Finalmente, acordaron redactar un manifiesto común que apaciguara los ánimos y recondujera la situación, quedando emplazados a ello, no sin antes dar cuenta a sus respectivos colectivos, que asintieron de inmediato.
Aprovechando el “alto el fuego”, jueces, letrados y demás personajes optaron por salir de la seguridad que ofrecían sus refugios para reunirse en un lugar neutro. Se olvidaron por un instante de los problemas y comenzaron a charlar animadamente, sin la menor crítica. Se oyeron las primeras risas, tímidas al principio, sonoras luego, preludio de una deseada entente.

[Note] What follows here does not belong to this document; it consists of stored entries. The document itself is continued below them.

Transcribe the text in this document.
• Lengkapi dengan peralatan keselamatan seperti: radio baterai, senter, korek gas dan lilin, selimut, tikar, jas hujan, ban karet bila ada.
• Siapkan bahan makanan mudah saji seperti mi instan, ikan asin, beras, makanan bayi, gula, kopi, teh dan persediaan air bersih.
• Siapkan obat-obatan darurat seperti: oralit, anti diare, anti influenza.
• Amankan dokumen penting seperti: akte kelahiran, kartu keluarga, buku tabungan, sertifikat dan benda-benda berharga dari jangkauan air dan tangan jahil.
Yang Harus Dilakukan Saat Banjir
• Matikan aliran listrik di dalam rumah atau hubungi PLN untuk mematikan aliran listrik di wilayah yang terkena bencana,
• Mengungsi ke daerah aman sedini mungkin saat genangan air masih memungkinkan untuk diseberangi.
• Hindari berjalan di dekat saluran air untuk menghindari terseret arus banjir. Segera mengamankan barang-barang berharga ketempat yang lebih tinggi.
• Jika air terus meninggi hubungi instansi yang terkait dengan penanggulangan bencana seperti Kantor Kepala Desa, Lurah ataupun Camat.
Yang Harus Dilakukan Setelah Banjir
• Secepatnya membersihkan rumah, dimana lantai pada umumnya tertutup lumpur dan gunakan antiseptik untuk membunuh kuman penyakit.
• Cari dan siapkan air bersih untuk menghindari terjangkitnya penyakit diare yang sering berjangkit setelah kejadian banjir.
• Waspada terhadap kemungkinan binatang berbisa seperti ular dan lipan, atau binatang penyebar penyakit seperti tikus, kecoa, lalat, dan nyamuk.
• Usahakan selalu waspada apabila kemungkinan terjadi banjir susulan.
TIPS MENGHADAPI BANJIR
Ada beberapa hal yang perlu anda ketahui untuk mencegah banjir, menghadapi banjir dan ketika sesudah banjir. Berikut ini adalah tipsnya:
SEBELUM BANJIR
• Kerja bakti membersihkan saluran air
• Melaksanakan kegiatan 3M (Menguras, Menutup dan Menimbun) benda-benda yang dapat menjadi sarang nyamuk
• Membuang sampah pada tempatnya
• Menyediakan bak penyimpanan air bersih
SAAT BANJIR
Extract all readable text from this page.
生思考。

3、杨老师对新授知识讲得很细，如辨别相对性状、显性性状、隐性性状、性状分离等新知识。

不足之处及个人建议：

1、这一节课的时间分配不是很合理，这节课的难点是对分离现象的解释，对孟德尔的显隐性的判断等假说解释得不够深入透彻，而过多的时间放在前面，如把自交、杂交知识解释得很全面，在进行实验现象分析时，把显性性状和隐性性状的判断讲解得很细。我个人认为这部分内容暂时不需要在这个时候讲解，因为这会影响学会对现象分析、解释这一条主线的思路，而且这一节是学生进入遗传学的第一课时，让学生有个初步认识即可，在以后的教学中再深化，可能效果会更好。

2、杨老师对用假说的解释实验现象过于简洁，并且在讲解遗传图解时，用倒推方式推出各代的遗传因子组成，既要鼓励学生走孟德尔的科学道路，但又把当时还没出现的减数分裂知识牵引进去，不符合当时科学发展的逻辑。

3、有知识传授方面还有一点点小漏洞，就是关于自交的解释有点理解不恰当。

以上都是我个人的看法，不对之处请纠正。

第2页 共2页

Al cabo de un tiempo prudencial, ambos portavoces pidieron a los presentes que guardaran silencio. El representante de los letrados y afines no dudó en apresurarse a informar que habían alcanzado un acuerdo mediante el cual poder limar sus diferencias, atendido que era preferible el entendimiento que el enfrentamiento. Abogó por un mejor conocimiento mutuo, esforzarse por empatizar, por hacer de la causa una bandera común y reivindicar juntos en vez de hacerlo por separado.
Acabó su breve parlamento con un emocionado “que brille la Justicia con luz propia, la misma que estos días ilumina la estrella de Oriente camino de Belén”.
Con un nudo en la garganta, fue el turno del representante judicial. Lamentó que la armonía y la hermandad que hasta ahora se había respirado entre todos ellos dentro de la vitrina expositora se hubiera resquebrajado sin sentido, aunque se felicitara de la capacidad de todos de confluir en la solución de los conflictos que les distanciaban y, lo que parecía más importante, en hallar el camino en común que ambas partes debían recorrer.
Terminó evocando los sabios consejos de Marco Aurelio: “¿Hay alguien que tema a los cambios? ¿Acaso hay algo que pueda existir sin ellos? ¿Hay algo más familiar a la naturaleza del Todo que los cambios? ¿Puedes bañarte en agua caliente si la leña no cambia de estado? ¿Puedes alimentarte si no se transforma la comida? ¿No te das cuenta de que cambiar es igual de necesario para ti como para la naturaleza del Todo?”
Del mismo modo añadió, la justicia necesita transformarse, adaptarse a los nuevos tiempos, acomodarse a la realidad social, asimilar sus problemas, dar adecuada solución a sus conflictos, beber de la misma fuente que todos.
Tras los discursos, todos los presentes arrancaron a aplaudir y a lanzar vítores entre abrazos e intercambios de buenos deseos, regresando ordenadamente a sus respectivos lugares dentro de la vitrina expositora, dándose por concluido el acto.
Mientras tanto, yo había regresado a mi sofá y probablemente los murmullos de fondo me sumieron de nuevo en un sueño reparador. Al despertar, ya con los primeros y tibios rayos de sol de la mañana, me levanté y regresé raudo al despacho con la intención de comprobar lo que unas horas antes había visto y oído. Sin embargo, todo estaba en orden: la vitrina cerrada, las figuras colocadas en su sitio y los libros en perfecta alineación. Pareciera que allí no había sucedido nada.
De vuelta al salón, me senté y aun aturdido pensé que probablemente todo había sido un sueño, fruto de la imaginación o del cansancio. No quise darle más vueltas. Pronto sería Navidad y, con ella, su magia y encanto, la misma de aquella noche de invierno en que juraría haber visto lo que vi.